Except for platitudes that don’t endure,
I know little else of war – unless battles
to run cattle in these hills instills
nature’s future before man's. What instructs
the feral hog his tusk, the coyote to persist
suburban streets? Has our dominion passed
for peace, or has progress spawned another
straining for power? Don’t grieve or cry –
look past dark storms and let them play
beneath dawn’s puzzled sky.

                         for Fannie, Bill and Peter


There is no easy refuge from the current War in Iraq or from the recurring chords common to Desert Storm and Viet Nam of our military miscalculations, of our political naïveté and of an aloofness that each campaign has sorely humbled. I can think of no other master of poetry who agonized more over war than Robinson Jeffers, continually turning to his template of nature for metaphor and enlightenment beyond the rhetoric of World War II.
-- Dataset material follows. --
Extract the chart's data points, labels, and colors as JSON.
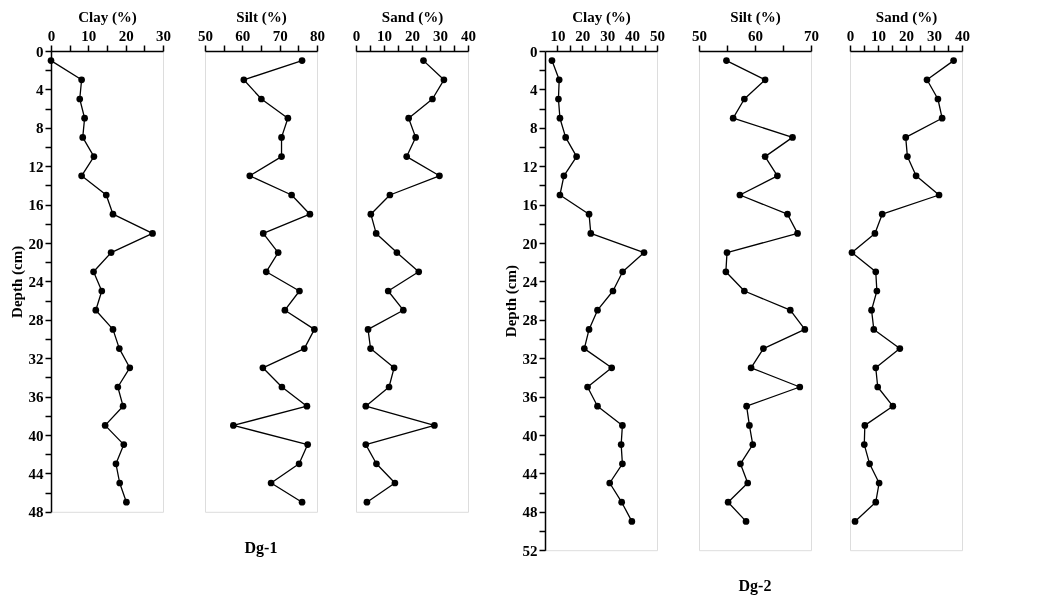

“True wisdom,” wrote the Greek philosopher Seneca in the 1st Century, “consists in not departing from nature and in molding our conduct according to her laws and model.” I suspect our understanding of nature may be so cluttered by political agendas that both Jeffers and Seneca had a better view of it. For this reason, it is imperative to maintain our natural landscapes, and as Robbin succinctly concluded some years ago, no one can accomplish this more efficiently and economically than we grazers of livestock.

My dedication to Ann Sennett, Bill Symes, Jr. and Peter Forsch, cohorts escaping Los Angeles to Mendocino County for a week, is small tribute to their loyal friendship during turbulent times.